- © Matthieu RONDEL/IP3/MAXPPP
- Rassemblement de personnes mal logées en septembre 2009 devant un hôtel sinistré à Paris
La Cité Notre-Dame à Paris, un des centres d’accueil de l’association des cités du Secours Catholique, accueillait, mercredi 16 juin 2010, le « Collectif des associations unies pour une nouvelle politique publique du logement des personnes sans abri et mal logées ».
Ce collectif, qui comprend 31 associations dont le Secours Catholique, présentait la « note de positionnement » adressée au premier ministre François Fillon, au ministre de l’environnement Jean-Louis Borloo et au secrétaire d’état au logement Benoist Apparu.
Un décalage insupportable
Christophe Robert, de la Fondation Abbé Pierre, après avoir résumé le parcours du collectif, a expliqué la nécessité « d’alerter le gouvernement sur un certain nombre de sujets d’inquiétude ».
« Le décalage est aujourd’hui insupportable, entre les ambitions lancées début 2008 et la frilosité voire l’inertie et le repli observés dans certains services de l’État », peut-on lire dans l’introduction de cette note qui insiste ensuite sur l’existence des moyens appropriés de prévenir la mise à la rue et les expulsions.
Pierre Henry, de France Terre d’Asile, demande au premier ministre un engagement fort, car, pour lui, le véritable problème vient d’un manque de gouvernance qui se répercute jusqu’au niveau des collectivités territoriales.
Au nom des personnes accueillies
Le document rappelle que pour loger des personnes il faut des logements.

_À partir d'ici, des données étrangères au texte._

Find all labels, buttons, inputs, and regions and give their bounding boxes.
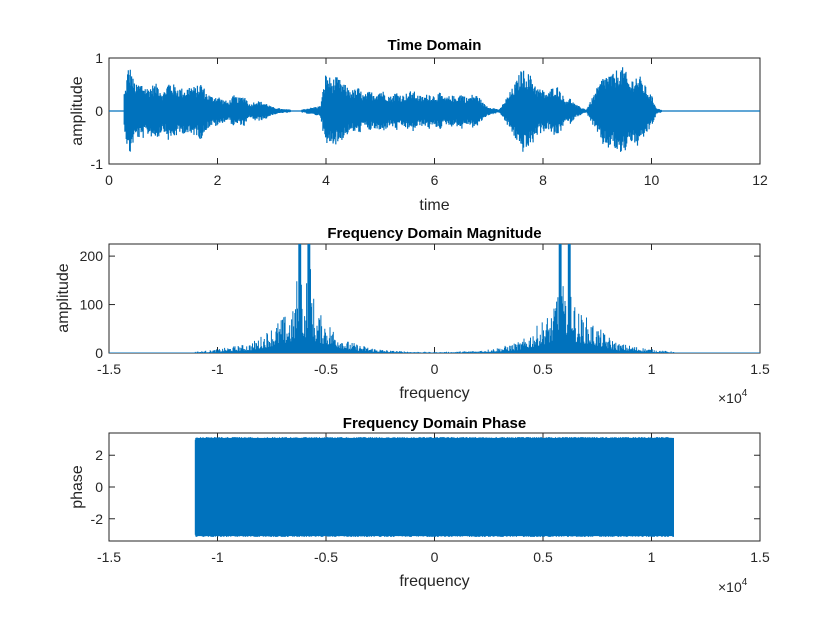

Or l’offre fait cruellement défaut. La loi DALO, entrée en vigueur au premier janvier 2008, n’est pas correctement appliquée. Fin février 2010, 12 300 ménages prioritaires ont vu passer les délais d’attente légaux sans recevoir aucune proposition des préfets.
Les associations se plaignent de n’être pas payées en retour, de ne pas obtenir ce que l’État avait promis. Elles le réclament et agissent aujourd’hui au nom des personnes qu’elles accueillent.
Enfin, le Collectif demande au gouvernement que le chantier de la Refondation du dispositif d’hébergement et d’accès au logement soit replacé au rang de « priorité nationale sous la responsabilité et la garantie du Premier ministre » et qu’il bénéficie de moyens à la hauteur des ambitions initiales.